PHONE_LETTERS = 'abcdefghijklmnopqrstuvwxyz'
PHONE_NUMBERS = '22233344455566677778889999'
PHONE_TRANS = string.maketrans(PHONE_LETTERS, PHONE_NUMBERS)

class Node:

    def __init__(self, key):
        self.children = {}
        self.key = key
        self.values = []


def append_word(node, sequence, completeword):
    if not sequence:
        return
    # discard words that do not match [a-z]+
    if not all(map(lambda x: x in string.ascii_lowercase, completeword)):
        print "Discarding %s: only a-z characters allowed" % completeword
        return
    key = sequence[0]
    try:
        child = node.children[key]
    except KeyError:
        child = Node(key)
        node.children[key] = child
    if len(sequence) == 1:
        child.values.append(completeword)
    else:
        append_word(child, sequence[1:], completeword)


def lookup(node, sequence=None):
    if sequence:
        # there are still numbers in the sequence: follow them in the trie
        try:
            child = node.children[sequence[0]]
            return lookup(child, sequence[1:])
        except KeyError:
            return []
    else:
        # the sequence is empty: explore the trie using a DFS
        result = node.values[:]
        for child in node.children.values():
            result.extend(lookup(child))
        return result


def main():
    root = Node(None)
    with open('wlist.txt') as wlist:
        map(lambda l: append_word(root, l.strip().translate(PHONE_TRANS), l.strip()), wlist)
    sequence = ""
    while True:
        print "Phone keys:"
        try:
            sequence = raw_input()
        except EOFError:
            break
        if not sequence:
            break
        words = sorted(lookup(root, sequence))
        print "Words: %s" % words


if __name__ == '__main__':
    main()

This code assumes that there is a wlist.txt file available.
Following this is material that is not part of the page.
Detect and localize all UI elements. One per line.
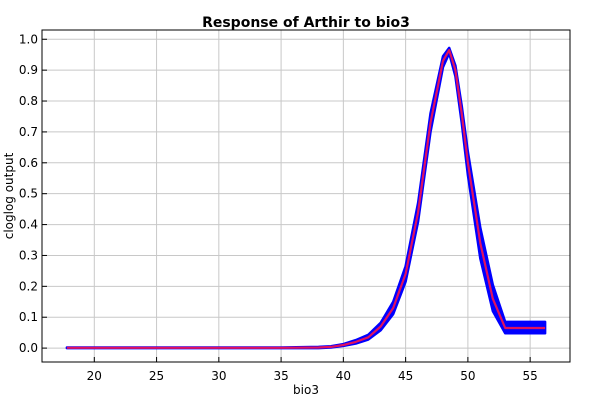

Several English wordlists can be downloaded here: http://www.keithv.com/software/wlist/.

A sample output of this simple application is:

Phone keys:
53763
Words: ['jerod', 'jeroen', 'kernel', 'kernels', 'kernen', 'kerner', 'kernersville', 'kernes', 'kerney', 'kesner', 'lerner']

Other applications

Tries are ubiquitous in all problems where prefix matching is useful. A few examples are:

  • Google autocomplete: tries are augmented with words popularity;
  • spell checkers: each reasonable misspelling of a word (due to insertion, deletion, or substitution of one or more character) is linked to the correct spelling, and each misspelling is linked to the correct spelling (see http://norvig.com/spell-correct.html for an overview of how simple spell correction works);
  • firewalls often store IP ranges associated to a policy (e.g., drop packet, forward packet, accept packet, etc.): IP ranges can be efficiently stored and searched using a trie (for example, see this paper);
  • tries are also used in bioinformatics for overlap detection in fragment assembly (ref.);
  • the fastest algorithm for large data sets sorting, burstsort, is based on tries (ref.)

Whenever you are dealing with a problem where prefixes are important, tries might be the right tool.